De las aulas de ese centro educativo privado y muy pijo, la protagonista de la película pasa de golpe a dar clase a un grupo de recuperación con varios chavales y chavalas con situaciones vulnerables. Por cierto, el elenco de intérpretes jóvenes hace un trabajo magnífico y muy natural. Convencen en sus papeles Rocío Velallos, Pablo Louazel, Verónica Senra, Kiko Bena y Tuoxin Qiu. Son chicos y chicas con situaciones complicadas en casa, de clase baja, que no dejan de percibir alrededor el mensaje de que no sirven para nada, y que saben que tienen objetivamente muchos más obstáculos para su futuro que otros jóvenes de una clase social distinta.

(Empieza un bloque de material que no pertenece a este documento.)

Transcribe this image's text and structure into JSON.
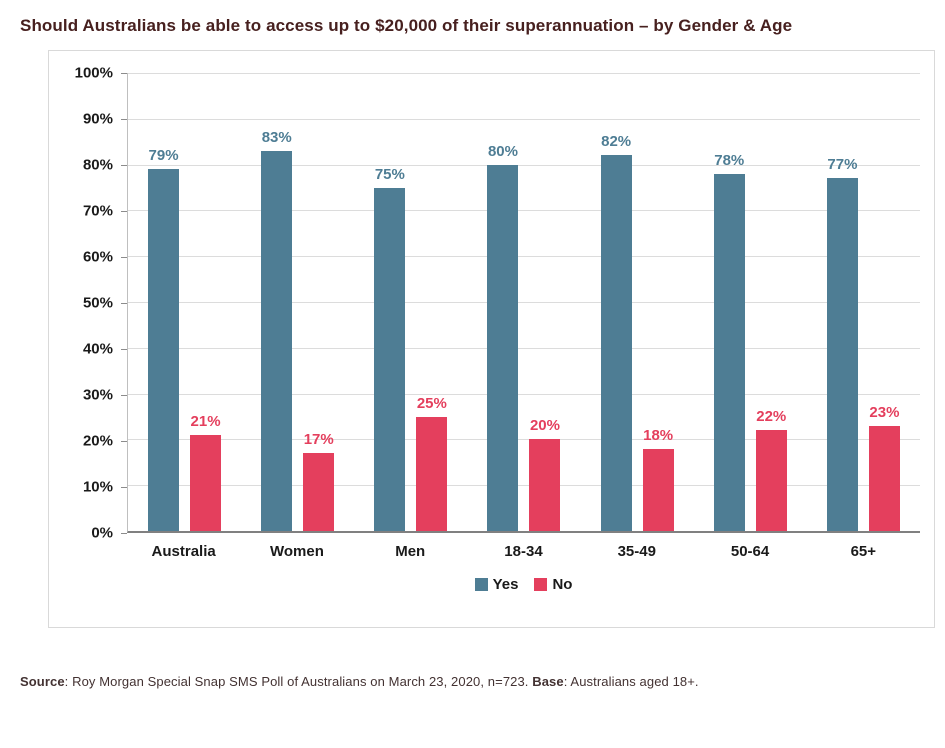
{
  "title": "Should Australians be able to access up to $20,000 of their superannuation – by Gender & Age",
  "colors": {
    "title": "#47201f",
    "yes": "#4e7d94",
    "no": "#e43f5d",
    "source_text": "#433232"
  },
  "source": {
    "label1": "Source",
    "text1": ": Roy Morgan Special Snap SMS Poll of Australians on March 23, 2020, n=723. ",
    "label2": "Base",
    "text2": ": Australians aged 18+."
  },
  "chart_data": {
    "type": "bar",
    "title": "Should Australians be able to access up to $20,000 of their superannuation – by Gender & Age",
    "categories": [
      "Australia",
      "Women",
      "Men",
      "18-34",
      "35-49",
      "50-64",
      "65+"
    ],
    "series": [
      {
        "name": "Yes",
        "color": "#4e7d94",
        "values": [
          79,
          83,
          75,
          80,
          82,
          78,
          77
        ]
      },
      {
        "name": "No",
        "color": "#e43f5d",
        "values": [
          21,
          17,
          25,
          20,
          18,
          22,
          23
        ]
      }
    ],
    "xlabel": "",
    "ylabel": "",
    "ylim": [
      0,
      100
    ],
    "ytick_step": 10,
    "ytick_suffix": "%",
    "value_suffix": "%",
    "grid": true,
    "legend_position": "bottom"
  }
}
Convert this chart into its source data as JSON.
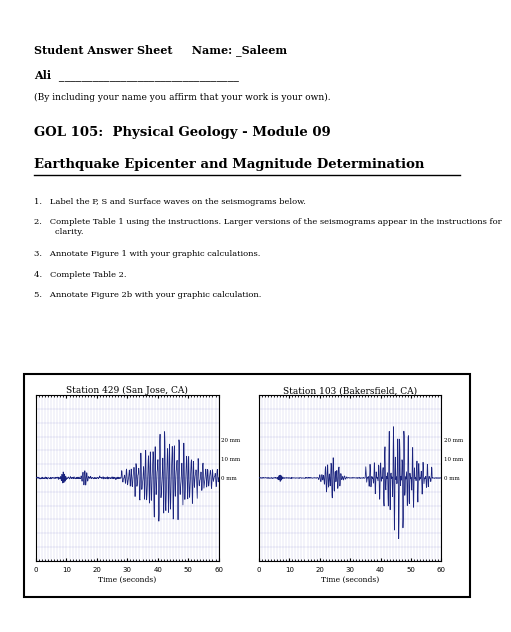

Como escuchamos en un momento del filme, son chavales que saben que van perdiendo desde que nacieron. Y es muy positivo que el cine se acerque a esta realidad, que reflexione sobre el determinismo social, que muestre lo averiado que está el ascensor social, y también que sirva de inspiración, que muestre historias que, desde la comedia y el relato amable y blanco, no rehuyan el debate sobre las clases sociales. Porque existen, vaya si existen. Porque es un debate que incomoda a mucha gente, incluidos los políticos, que en su gran mayoría o no hablan de ello o se refieren a la clase baja como “clase media trabajadora”, porque de pronto la clase baja o simplemente trabajadora no existe, nadie se quiere ver en esa categoría y nadie parece dirigirse a esas personas.
Películas como Menudas piezas no cambiarán el mundo, como tampoco lo cambiará una partida de ajedrez, pero es verdad que necesitamos en el cine que nos cuenten historias como ésta y también que, ante un tablero de ajedrez, todas las personas son iguales, y mensajes así son muy poderosos y casi diría que revolucionarios. Ya sabemos que la realidad rara vez ofrece finales felices como los de esta película, pero viene muy bien la inspiración del cine y, a la vez, su enorme capacidad de plantear debates y reflexiones, de poner luz sobre realidades pocas veces mostradas en la gran pantalla.